The first two posts in this series    gave an overview of the legal landscape regarding independence expectations for internal investigations. Today, I want to draw readers’ attention to a jaw-dropping piece that has just appeared in today’s NY Times about how Wal-Mart allegedly used an utterly un-independent internal investigation to cover-up bribery by its Mexican operation. 

I won’t try to recount all of what’s in the Times piece, which – in my view – every C&E professional should read.  But this excerpt will give a flavor of it:

In one meeting where the bribery case was discussed, H. Lee Scott Jr., then Wal-Mart’s chief executive, rebuked internal investigators for being overly aggressive. Days later, records show, Wal-Mart’s top lawyer arranged to ship the internal investigators’ files on the case to Mexico City. Primary responsibility for the investigation was then given to the general counsel of Wal-Mart de Mexico — a remarkable choice since the same general counsel was alleged to have authorized bribes.  The general counsel promptly exonerated his fellow Wal-Mart de Mexico executives. When Wal-Mart’s director of corporate investigations — a former top F.B.I. official — read the general counsel’s report, his appraisal was scathing. “Truly lacking,” he wrote in an e-mail to his boss. The report was nonetheless accepted by Wal-Mart’s leaders as the last word on the matter.
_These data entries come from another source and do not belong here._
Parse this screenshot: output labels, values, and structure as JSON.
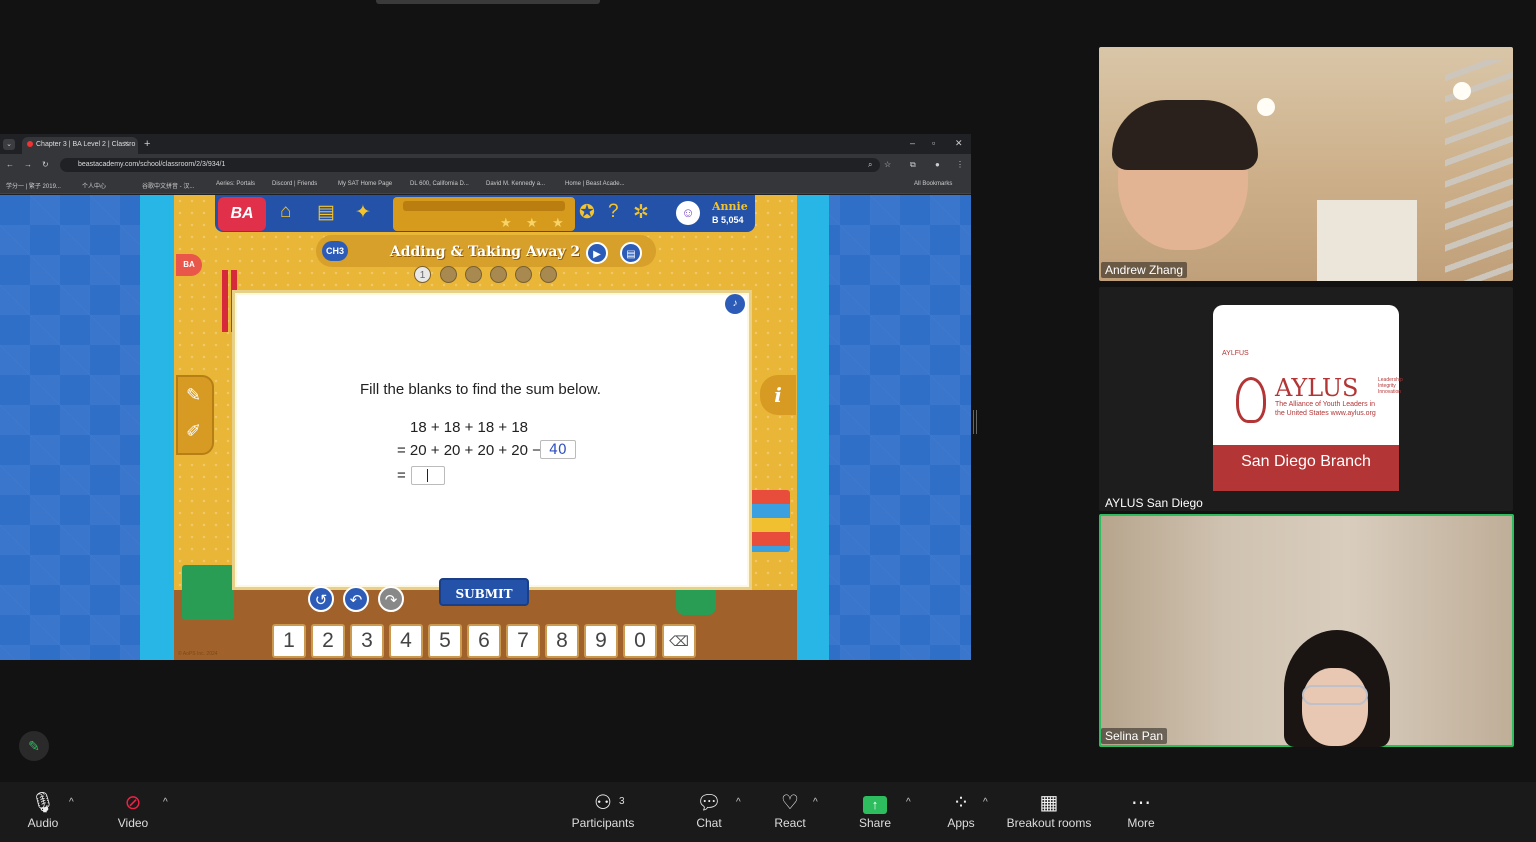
{
  "browser": {
    "tab_title": "Chapter 3 | BA Level 2 | Classro",
    "tab_close": "×",
    "new_tab": "+",
    "tab_menu": "⌄",
    "url": "beastacademy.com/school/classroom/2/3/934/1",
    "bookmarks": [
      "学分一 | 繁子 2019...",
      "个人中心",
      "谷歌中文拼音 - 汉...",
      "Aeries: Portals",
      "Discord | Friends",
      "My SAT Home Page",
      "DL 600, California D...",
      "David M. Kennedy a...",
      "Home | Beast Acade..."
    ],
    "all_bookmarks": "All Bookmarks"
  },
  "game": {
    "logo": "BA",
    "user_name": "Annie",
    "user_points": "B 5,054",
    "chapter_badge": "CH3",
    "side_badge": "BA",
    "lesson_title": "Adding & Taking Away 2",
    "steps": [
      "1",
      "",
      "",
      "",
      "",
      ""
    ],
    "prompt": "Fill the blanks to find the sum below.",
    "eq_line1": "18 + 18 + 18 + 18",
    "eq_line2": "= 20 + 20 + 20 + 20 −",
    "eq_line3": "=",
    "answer_value": "40",
    "submit_label": "SUBMIT",
    "keys": [
      "1",
      "2",
      "3",
      "4",
      "5",
      "6",
      "7",
      "8",
      "9",
      "0"
    ],
    "copyright": "© AoPS Inc. 2024"
  },
  "participants": [
    {
      "name": "Andrew Zhang"
    },
    {
      "name": "AYLUS San Diego"
    },
    {
      "name": "Selina Pan"
    }
  ],
  "aylus_card": {
    "small": "AYLFUS",
    "big": "AYLUS",
    "tagline": "Leadership Integrity Innovation",
    "sub": "The Alliance of Youth Leaders in the United States www.aylus.org",
    "branch": "San Diego Branch"
  },
  "toolbar": {
    "audio": "Audio",
    "video": "Video",
    "participants": "Participants",
    "participant_count": "3",
    "chat": "Chat",
    "react": "React",
    "share": "Share",
    "apps": "Apps",
    "breakout": "Breakout rooms",
    "more": "More"
  },
  "colors": {
    "accent_green": "#2dbd5f",
    "board_yellow": "#e9b637",
    "game_blue": "#2352a8",
    "aylus_red": "#b33535"
  }
}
Rather, I write to make a general point that might otherwise be missed in what I imagine will be a flood of follow-on stories  about Wal-Mart’s woes, but which should be of keen interest to C&E professionals. That is, engaging in sham compliance measures – investigations and other – can itself be considered a crime, at least in some circumstances.  For more on that, see this prior post in the FCPA Blog, about how “I once represented two lawyers who were suspected by a federal prosecutor of having deliberately conducted a half-measure internal investigation for deceptive purposes. No charges were brought (and, from my perspective, none were even close to being warranted). But with the wrong set of facts the result could be different in a case involving compliance program half-measures – especially if, as I believe will happen, there is a generally decreasing tolerance by prosecutors for Potemkin programs.”
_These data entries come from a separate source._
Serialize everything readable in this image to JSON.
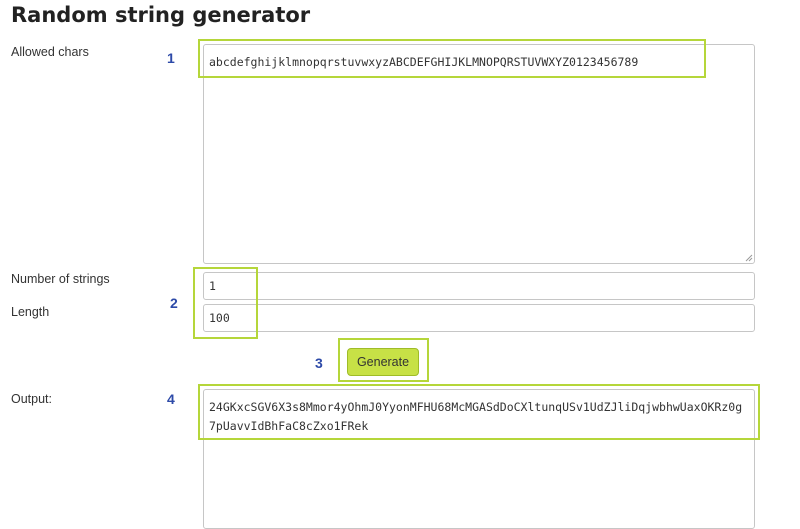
{
  "page": {
    "title": "Random string generator"
  },
  "allowed": {
    "label": "Allowed chars",
    "value": "abcdefghijklmnopqrstuvwxyzABCDEFGHIJKLMNOPQRSTUVWXYZ0123456789",
    "marker": "1"
  },
  "count": {
    "label": "Number of strings",
    "value": "1"
  },
  "length": {
    "label": "Length",
    "value": "100"
  },
  "fields_marker": "2",
  "generate": {
    "label": "Generate",
    "marker": "3"
  },
  "output": {
    "label": "Output:",
    "value": "24GKxcSGV6X3s8Mmor4yOhmJ0YyonMFHU68McMGASdDoCXltunqUSv1UdZJliDqjwbhwUaxOKRz0g7pUavvIdBhFaC8cZxo1FRek",
    "marker": "4"
  },
  "highlight_color": "#b5d63a",
  "button_color": "#c7e146",
  "marker_color": "#2d4aa8",
  "icons": {
    "resize": "resize-grip-icon"
  }
}
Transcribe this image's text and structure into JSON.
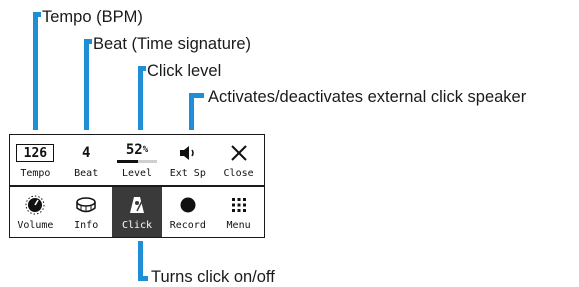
{
  "annotations": {
    "tempo": "Tempo (BPM)",
    "beat": "Beat (Time signature)",
    "level": "Click level",
    "ext": "Activates/deactivates external click speaker",
    "click": "Turns click on/off"
  },
  "panel": {
    "top_row": {
      "tempo": {
        "value": "126",
        "label": "Tempo"
      },
      "beat": {
        "value": "4",
        "label": "Beat"
      },
      "level": {
        "value": "52",
        "unit": "%",
        "label": "Level",
        "fill_fraction": 0.52
      },
      "ext": {
        "label": "Ext Sp",
        "icon": "speaker-icon"
      },
      "close": {
        "label": "Close",
        "icon": "close-icon"
      }
    },
    "bottom_row": {
      "volume": {
        "label": "Volume",
        "icon": "volume-knob-icon"
      },
      "info": {
        "label": "Info",
        "icon": "drum-icon"
      },
      "click": {
        "label": "Click",
        "icon": "metronome-icon",
        "active": true
      },
      "record": {
        "label": "Record",
        "icon": "record-icon"
      },
      "menu": {
        "label": "Menu",
        "icon": "grid-menu-icon"
      }
    }
  },
  "colors": {
    "accent": "#1e8fd6",
    "active_bg": "#3a3a3a"
  }
}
In a somewhat related vein, another commentator has asked whether Wal-Mart’s lawyers violated their S-Ox 307 duties.

Wal-Mart’s statement issued in response to the Times piece can be found here.  And, I should emphasize that I am not suggesting that Wal-Mart personnel engaged in a sham investigation.  Rather, like many posts in this blog, I am using the news of the day to provide what is hopefully helpful general COI-related information to C&E professionals.